Why is it called Many-Worlds? AIUI (which may be completely wrong, as I know nothing of quantum mechanics) there is a single, deterministically evolving wave function. No splitting. The puzzle is why no-one ever perceives a system to be in a superposition. Suppose that a particle is flying towards a pair of detectors, in a superposition of states that will trigger one of them or the other. I will only perceive one of the detectors firing, never a superposition of both of them firing. From the point of view of the universal wave function, I am in a superposition along with the particle and the detectors, but such superpositions are never part of my experience. The part of the wave function representing my consciousness has a part with the experience of seeing one detector fire, and a part with an experience of seeing the other fire.
Perhaps it should be called the Many-Minds theory.
Many minds is a thing
https://en.wikipedia.org/wiki/Many-minds_interpretation
...But appealing to special properties of of observers is one of the main things many worlders are trying to getaway from them.
Many worlders are pointing at something in the physics and saying “that’s a world”… but whether it qualifies as a world is a separate question , and a separate kind of question, from whether it is really there in the physics. A successful MWI needs to jump both hurdles.
The issue is not whether superpositions exist, but whether they qualify as worlds.. it’s a conceptual issue.

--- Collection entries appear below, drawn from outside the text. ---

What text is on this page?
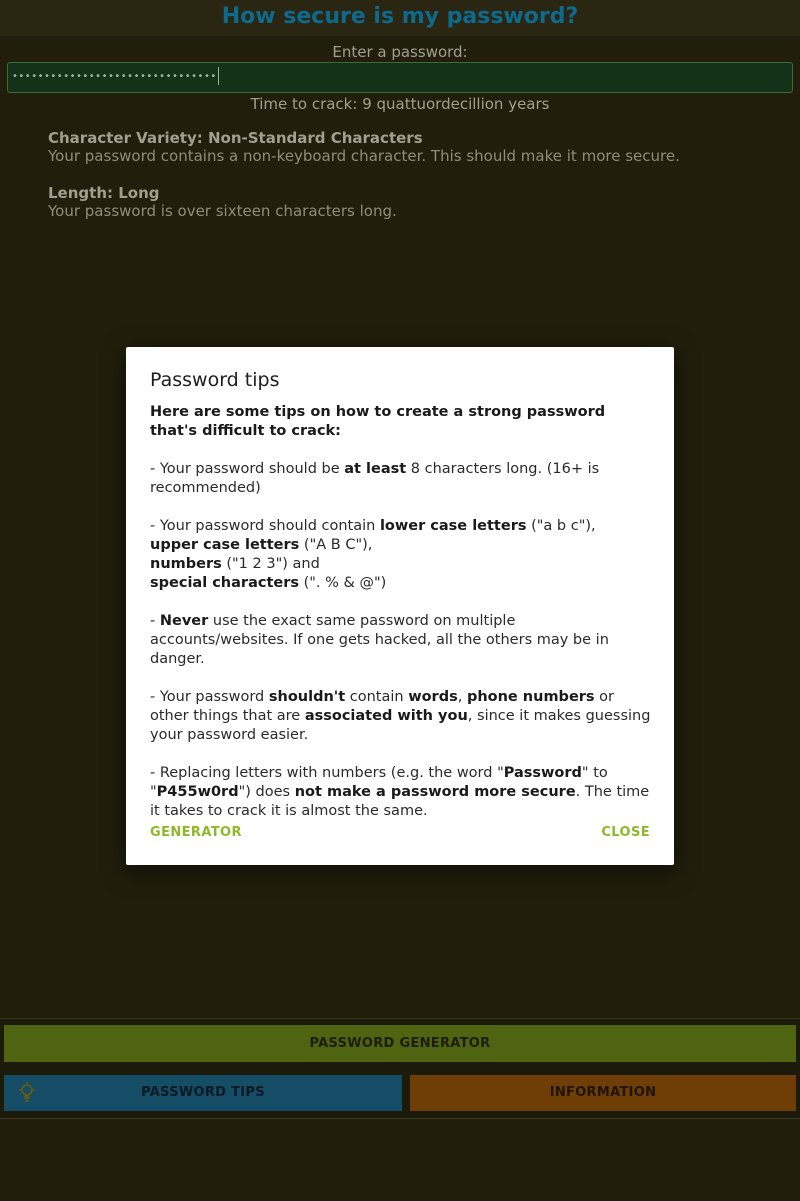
How secure is my password?
Enter a password:
••••••••••••••••••••••••••••••••
Time to crack: 9 quattuordecillion years
Character Variety: Non-Standard Characters
Your password contains a non-keyboard character. This should make it more secure.
Length: Long
Your password is over sixteen characters long.
PASSWORD GENERATOR
PASSWORD TIPS	INFORMATION
Password tips

Here are some tips on how to create a strong password that's difficult to crack:

- Your password should be at least 8 characters long. (16+ is recommended)

- Your password should contain lower case letters ("a b c"),
upper case letters ("A B C"),
numbers ("1 2 3") and
special characters (". % & @")

- Never use the exact same password on multiple accounts/websites. If one gets hacked, all the others may be in danger.

- Your password shouldn't contain words, phone numbers or other things that are associated with you, since it makes guessing your password easier.

- Replacing letters with numbers (e.g. the word "Password" to "P455w0rd") does not make a password more secure. The time it takes to crack it is almost the same.

GENERATOR	CLOSE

There is an approach to MWI based on coherent superpositions, and a version based on decoherence. These are incompatible opposites, but are treated as interchangeable in Yudkowsky’s writings.
Deutsch uses the coherence based approach, while most other many worlders use the decoherence based approach. He absolutely does establish that quantum computing is superior to classical computing, and therefore that underlying reality is not classical. But showing that reality is not a single classical world is not the same as showing that it consists of a number of quasi classical worlds in superposition.

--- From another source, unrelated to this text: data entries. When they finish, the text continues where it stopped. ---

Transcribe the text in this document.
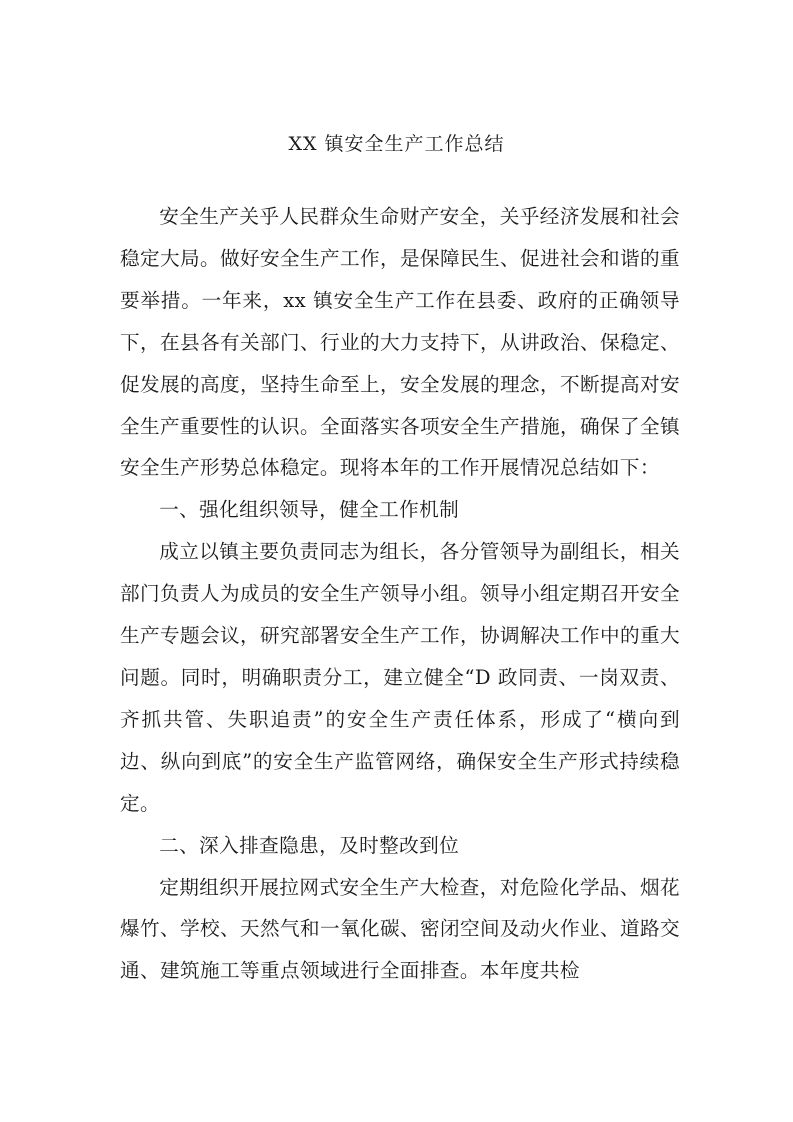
XX 镇安全生产工作总结

安全生产关乎人民群众生命财产安全，关乎经济发展和社会稳定大局。做好安全生产工作，是保障民生、促进社会和谐的重要举措。一年来，xx 镇安全生产工作在县委、政府的正确领导下，在县各有关部门、行业的大力支持下，从讲政治、保稳定、促发展的高度，坚持生命至上，安全发展的理念，不断提高对安全生产重要性的认识。全面落实各项安全生产措施，确保了全镇安全生产形势总体稳定。现将本年的工作开展情况总结如下：

一、强化组织领导，健全工作机制

成立以镇主要负责同志为组长，各分管领导为副组长，相关部门负责人为成员的安全生产领导小组。领导小组定期召开安全生产专题会议，研究部署安全生产工作，协调解决工作中的重大问题。同时，明确职责分工，建立健全“D 政同责、一岗双责、齐抓共管、失职追责”的安全生产责任体系，形成了“横向到边、纵向到底”的安全生产监管网络，确保安全生产形式持续稳定。

二、深入排查隐患，及时整改到位

定期组织开展拉网式安全生产大检查，对危险化学品、烟花爆竹、学校、天然气和一氧化碳、密闭空间及动火作业、道路交通、建筑施工等重点领域进行全面排查。本年度共检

Superposed states lack a number of features that one would typically associate with a world: objectivity, size, causal isolation, and permanence.
Decoherence has the opposite problem: decoherent worlds can be large, can be objective, can be permanent for all practical, purposes, are causally isolated by definition.
But there is no obvious mechanism for decoherence within core QM. A coherent quantum state that evolves according to the Schrodinger wave equation remains coherent. Some additional mechanism for decoherence is required, and the complexity of the that mechanism must be factored into an assessment of which theory is simplest. (Why assume a coherent starting state? Well, maybe the universe started in a decohered state.. that’s actually a popular suggestion … but it requires its own explanation and adds own complexities).
They’re not opposites, they’re two different ways of analyzing the same situation. Examining the local density matrices at various places, we may find decoherence has occurred, even while the global state is in a coherent superposition.
Local decoherence with global coherence is hardly many worlds. Global decoherence with local coherence would be a much better fit.